Questions

I run a SaaS company based on a free open source CMS that we developed internally: LocomotiveCMS. For a while, everything was free and open source. 18 months ago we decided to turn it into a profitable company so we launched our first offer: LocomotiveHosting that provides hosting for your LocomotiveCMS websites, as well as free upgrades, daily backup and priority support for $19/month/website. I understand the importance of being able to understand my key metrics such as CAC but I just don't know how to calculate CAC accurately. We don't spend money on Adwords or on SEO which are often the examples that you'll see in blog articles talking about CAC for SaaS. And yet, it would be ridiculous to say that our CAC is $0. We do however have a full time employee working on content marketing.

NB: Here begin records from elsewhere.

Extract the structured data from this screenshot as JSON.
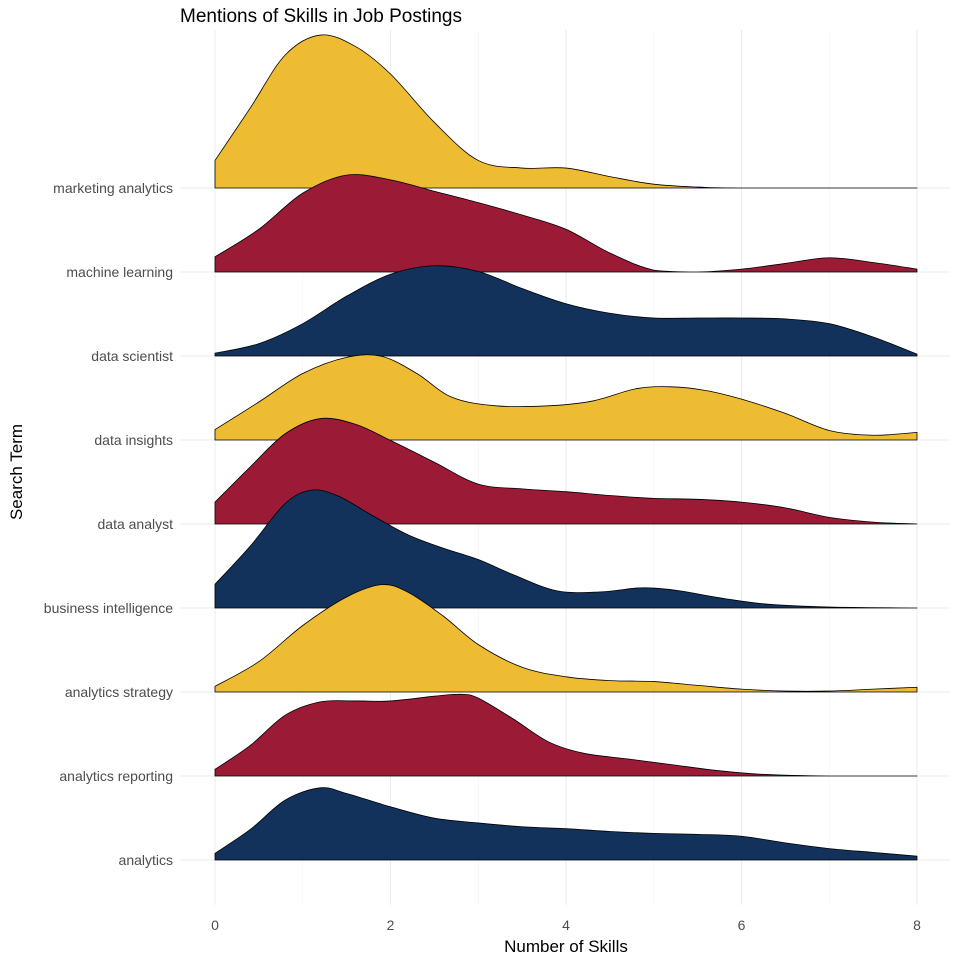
{
  "chart_data": {
    "type": "ridgeline",
    "title": "Mentions of Skills in Job Postings",
    "xlabel": "Number of Skills",
    "ylabel": "Search Term",
    "xlim": [
      0,
      8
    ],
    "x_ticks": [
      "0",
      "2",
      "4",
      "6",
      "8"
    ],
    "grid": true,
    "legend": "none",
    "series": [
      {
        "name": "analytics",
        "color": "#12325C",
        "points": [
          [
            0,
            0.07
          ],
          [
            0.4,
            0.32
          ],
          [
            0.8,
            0.63
          ],
          [
            1.2,
            0.76
          ],
          [
            1.5,
            0.7
          ],
          [
            2.0,
            0.56
          ],
          [
            2.5,
            0.44
          ],
          [
            3.0,
            0.39
          ],
          [
            3.5,
            0.35
          ],
          [
            4.0,
            0.33
          ],
          [
            4.5,
            0.3
          ],
          [
            5.0,
            0.28
          ],
          [
            5.5,
            0.27
          ],
          [
            6.0,
            0.25
          ],
          [
            6.5,
            0.18
          ],
          [
            7.0,
            0.12
          ],
          [
            7.5,
            0.08
          ],
          [
            8.0,
            0.04
          ]
        ]
      },
      {
        "name": "analytics reporting",
        "color": "#9B1A36",
        "points": [
          [
            0,
            0.07
          ],
          [
            0.4,
            0.32
          ],
          [
            0.8,
            0.64
          ],
          [
            1.2,
            0.78
          ],
          [
            1.6,
            0.79
          ],
          [
            2.0,
            0.79
          ],
          [
            2.5,
            0.84
          ],
          [
            2.8,
            0.86
          ],
          [
            3.0,
            0.82
          ],
          [
            3.4,
            0.6
          ],
          [
            3.8,
            0.36
          ],
          [
            4.2,
            0.24
          ],
          [
            4.7,
            0.18
          ],
          [
            5.2,
            0.12
          ],
          [
            5.7,
            0.06
          ],
          [
            6.2,
            0.02
          ],
          [
            7.0,
            0.0
          ],
          [
            8.0,
            0.0
          ]
        ]
      },
      {
        "name": "analytics strategy",
        "color": "#EEBC32",
        "points": [
          [
            0,
            0.06
          ],
          [
            0.5,
            0.32
          ],
          [
            1.0,
            0.7
          ],
          [
            1.5,
            1.0
          ],
          [
            1.9,
            1.13
          ],
          [
            2.2,
            1.05
          ],
          [
            2.6,
            0.8
          ],
          [
            3.0,
            0.5
          ],
          [
            3.5,
            0.26
          ],
          [
            4.0,
            0.16
          ],
          [
            4.5,
            0.12
          ],
          [
            5.0,
            0.11
          ],
          [
            5.5,
            0.07
          ],
          [
            6.0,
            0.03
          ],
          [
            6.5,
            0.01
          ],
          [
            7.0,
            0.01
          ],
          [
            7.5,
            0.03
          ],
          [
            8.0,
            0.05
          ]
        ]
      },
      {
        "name": "business intelligence",
        "color": "#12325C",
        "points": [
          [
            0,
            0.25
          ],
          [
            0.4,
            0.65
          ],
          [
            0.8,
            1.1
          ],
          [
            1.1,
            1.24
          ],
          [
            1.4,
            1.18
          ],
          [
            1.8,
            0.97
          ],
          [
            2.2,
            0.77
          ],
          [
            2.6,
            0.63
          ],
          [
            3.0,
            0.51
          ],
          [
            3.4,
            0.35
          ],
          [
            3.9,
            0.18
          ],
          [
            4.4,
            0.17
          ],
          [
            4.8,
            0.21
          ],
          [
            5.0,
            0.21
          ],
          [
            5.3,
            0.18
          ],
          [
            5.8,
            0.1
          ],
          [
            6.3,
            0.04
          ],
          [
            7.0,
            0.01
          ],
          [
            8.0,
            0.0
          ]
        ]
      },
      {
        "name": "data analyst",
        "color": "#9B1A36",
        "points": [
          [
            0,
            0.23
          ],
          [
            0.4,
            0.6
          ],
          [
            0.8,
            0.95
          ],
          [
            1.2,
            1.11
          ],
          [
            1.6,
            1.05
          ],
          [
            2.0,
            0.88
          ],
          [
            2.5,
            0.65
          ],
          [
            3.0,
            0.42
          ],
          [
            3.5,
            0.37
          ],
          [
            4.0,
            0.34
          ],
          [
            4.5,
            0.3
          ],
          [
            5.0,
            0.27
          ],
          [
            5.5,
            0.26
          ],
          [
            6.0,
            0.23
          ],
          [
            6.5,
            0.17
          ],
          [
            7.0,
            0.07
          ],
          [
            7.5,
            0.02
          ],
          [
            8.0,
            0.0
          ]
        ]
      },
      {
        "name": "data insights",
        "color": "#EEBC32",
        "points": [
          [
            0,
            0.11
          ],
          [
            0.5,
            0.4
          ],
          [
            1.0,
            0.7
          ],
          [
            1.5,
            0.87
          ],
          [
            1.9,
            0.88
          ],
          [
            2.3,
            0.7
          ],
          [
            2.7,
            0.45
          ],
          [
            3.2,
            0.36
          ],
          [
            3.8,
            0.36
          ],
          [
            4.3,
            0.41
          ],
          [
            4.8,
            0.54
          ],
          [
            5.2,
            0.56
          ],
          [
            5.6,
            0.52
          ],
          [
            6.0,
            0.43
          ],
          [
            6.5,
            0.28
          ],
          [
            7.0,
            0.1
          ],
          [
            7.5,
            0.05
          ],
          [
            8.0,
            0.08
          ]
        ]
      },
      {
        "name": "data scientist",
        "color": "#12325C",
        "points": [
          [
            0,
            0.03
          ],
          [
            0.5,
            0.13
          ],
          [
            1.0,
            0.34
          ],
          [
            1.5,
            0.63
          ],
          [
            2.0,
            0.86
          ],
          [
            2.5,
            0.95
          ],
          [
            3.0,
            0.89
          ],
          [
            3.5,
            0.71
          ],
          [
            4.0,
            0.55
          ],
          [
            4.5,
            0.45
          ],
          [
            5.0,
            0.4
          ],
          [
            5.5,
            0.4
          ],
          [
            6.0,
            0.4
          ],
          [
            6.5,
            0.39
          ],
          [
            7.0,
            0.34
          ],
          [
            7.5,
            0.2
          ],
          [
            8.0,
            0.02
          ]
        ]
      },
      {
        "name": "machine learning",
        "color": "#9B1A36",
        "points": [
          [
            0,
            0.16
          ],
          [
            0.5,
            0.45
          ],
          [
            1.0,
            0.83
          ],
          [
            1.5,
            1.02
          ],
          [
            2.0,
            0.97
          ],
          [
            2.5,
            0.85
          ],
          [
            3.0,
            0.73
          ],
          [
            3.5,
            0.6
          ],
          [
            4.0,
            0.45
          ],
          [
            4.5,
            0.2
          ],
          [
            5.0,
            0.02
          ],
          [
            5.5,
            0.0
          ],
          [
            6.0,
            0.03
          ],
          [
            6.5,
            0.09
          ],
          [
            7.0,
            0.15
          ],
          [
            7.5,
            0.1
          ],
          [
            8.0,
            0.03
          ]
        ]
      },
      {
        "name": "marketing analytics",
        "color": "#EEBC32",
        "points": [
          [
            0,
            0.29
          ],
          [
            0.4,
            0.84
          ],
          [
            0.8,
            1.4
          ],
          [
            1.2,
            1.61
          ],
          [
            1.6,
            1.49
          ],
          [
            2.0,
            1.2
          ],
          [
            2.5,
            0.69
          ],
          [
            3.0,
            0.29
          ],
          [
            3.5,
            0.21
          ],
          [
            4.0,
            0.21
          ],
          [
            4.5,
            0.12
          ],
          [
            5.0,
            0.04
          ],
          [
            5.5,
            0.01
          ],
          [
            6.0,
            0.0
          ],
          [
            8.0,
            0.0
          ]
        ]
      }
    ]
  }
}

So among the following tasks (which are the ones that take most of our time), what should go into our CAC ? - development of the open source product, LocomotiveCMS - development of LocomotiveHosting, our paid offer - support to LocomotiveCMS users - support to LocomotiveHosting users - writing documentation and tutorials for LocomotiveCMS users. - writing guides, blog posts, sending newsletters to both LocomotiveCMS users and LocomotiveHosting customers - copywriting for our website - improving on-boarding: videos, demo websites, setting up autoresponders with vero or customer.io.... Obvioulsy, if many of the tasks mentioned above go into CAC, our CAC will soar to hundreds of dollars. Thanks a lot for your help

The two answers above are great. I would just add that in order for CAC to be useful you also need a reasonably accurate Lifetime Value (LTV) number. It's very important to know if your costs are being amortized over 3 months of revenue or 18 months. I realize you are early in the process of growing this product but its important to make your best guess here, put a stake in the ground with a number and then optimize over time.

Having a LTV number also helps you to decide when to focus on your acquisition costs vs retention costs. Often its not realistic to work on optimizing both at the same time. Good luck!